What is the “best” visa for long-term stays in Bali?
The best visa depends on your basis for being here. If you will be employed locally, that’s a work KITAS (E1). If you invest and manage your own company, it’s likely an investor KITAS (E2). Married to an Indonesian, you use a spouse KITAS (E3). Over 55 with no work, a retirement KITAS (E4). Using visit visas indefinitely is possible for some, but becomes risky and inconvenient over time.
How much does a KITAS cost in total?
Government stay-permit fees often sit around USD 150–300 per year (last verified June 2026), but total cost depends hugely on category. Work KITAS adds manpower levies; investor KITAS adds company setup and capital; retirement KITAS adds sponsor fees and insurance. For most people, the all-in annual budget runs from several hundred to several thousand US dollars. A personalised quote is the only honest way to estimate.
Can I switch from a tourist visa to a KITAS without leaving Indonesia?
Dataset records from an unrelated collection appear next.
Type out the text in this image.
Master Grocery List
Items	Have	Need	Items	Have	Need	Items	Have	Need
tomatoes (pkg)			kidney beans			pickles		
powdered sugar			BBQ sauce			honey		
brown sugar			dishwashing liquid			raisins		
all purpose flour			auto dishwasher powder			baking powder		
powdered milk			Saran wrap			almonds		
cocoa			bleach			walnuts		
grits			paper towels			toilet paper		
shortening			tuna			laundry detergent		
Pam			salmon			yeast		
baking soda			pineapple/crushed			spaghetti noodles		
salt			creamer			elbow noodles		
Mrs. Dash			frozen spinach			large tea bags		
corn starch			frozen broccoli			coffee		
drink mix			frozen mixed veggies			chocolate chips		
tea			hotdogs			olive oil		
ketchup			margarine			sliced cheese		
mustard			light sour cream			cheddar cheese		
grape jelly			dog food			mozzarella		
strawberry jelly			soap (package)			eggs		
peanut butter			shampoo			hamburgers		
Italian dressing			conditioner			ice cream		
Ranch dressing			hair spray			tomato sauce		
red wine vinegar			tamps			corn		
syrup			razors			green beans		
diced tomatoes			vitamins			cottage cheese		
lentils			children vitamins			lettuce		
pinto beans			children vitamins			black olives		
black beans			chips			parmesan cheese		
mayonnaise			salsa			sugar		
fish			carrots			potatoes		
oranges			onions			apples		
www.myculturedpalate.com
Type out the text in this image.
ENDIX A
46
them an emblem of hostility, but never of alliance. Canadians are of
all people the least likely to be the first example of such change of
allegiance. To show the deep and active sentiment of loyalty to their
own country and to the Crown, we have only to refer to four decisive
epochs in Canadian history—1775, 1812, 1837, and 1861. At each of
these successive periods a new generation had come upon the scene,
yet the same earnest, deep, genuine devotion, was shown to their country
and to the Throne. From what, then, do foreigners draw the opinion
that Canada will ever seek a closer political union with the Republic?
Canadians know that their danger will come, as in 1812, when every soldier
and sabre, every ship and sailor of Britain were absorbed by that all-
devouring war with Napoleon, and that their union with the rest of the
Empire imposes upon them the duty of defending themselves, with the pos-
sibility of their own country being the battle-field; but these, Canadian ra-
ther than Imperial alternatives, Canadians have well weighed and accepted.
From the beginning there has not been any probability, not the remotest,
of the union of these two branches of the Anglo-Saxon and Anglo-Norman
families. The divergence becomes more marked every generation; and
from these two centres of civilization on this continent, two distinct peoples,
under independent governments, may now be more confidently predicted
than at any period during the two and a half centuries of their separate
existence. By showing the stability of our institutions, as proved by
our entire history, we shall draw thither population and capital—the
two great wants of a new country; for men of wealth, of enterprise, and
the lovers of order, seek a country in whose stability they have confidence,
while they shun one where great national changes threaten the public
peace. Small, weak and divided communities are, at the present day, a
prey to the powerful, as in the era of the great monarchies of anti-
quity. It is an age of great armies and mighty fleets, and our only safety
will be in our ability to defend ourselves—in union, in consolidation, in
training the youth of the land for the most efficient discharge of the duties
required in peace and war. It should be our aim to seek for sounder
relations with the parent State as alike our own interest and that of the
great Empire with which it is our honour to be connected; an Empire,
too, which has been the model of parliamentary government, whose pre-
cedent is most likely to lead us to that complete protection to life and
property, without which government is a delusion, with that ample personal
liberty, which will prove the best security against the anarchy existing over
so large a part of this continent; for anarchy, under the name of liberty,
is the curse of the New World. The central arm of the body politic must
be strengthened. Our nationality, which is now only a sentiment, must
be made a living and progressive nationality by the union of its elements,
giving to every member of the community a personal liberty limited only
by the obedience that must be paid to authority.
In some periods and regions, onshore conversion from C visit status to E KITAS has been allowed; in others, authorities insist on offshore issuance. Policy and practice can change faster than websites are updated. If you know you want a KITAS, it’s usually safer to plan for offshore processing, then adapt if a reliable onshore route is currently accepted.
What happens if I overstay my Indonesian visa?
Overstays incur a per-day fine that has increased over time and is enforced strictly. Short overstays typically end with payment and a stern warning; longer overstays can lead to detention, blacklisting, or deportation at your own cost. Immigration systems at Bali and other airports track entries and exits closely, so it’s far better to extend or exit on time than rely on “grace periods”.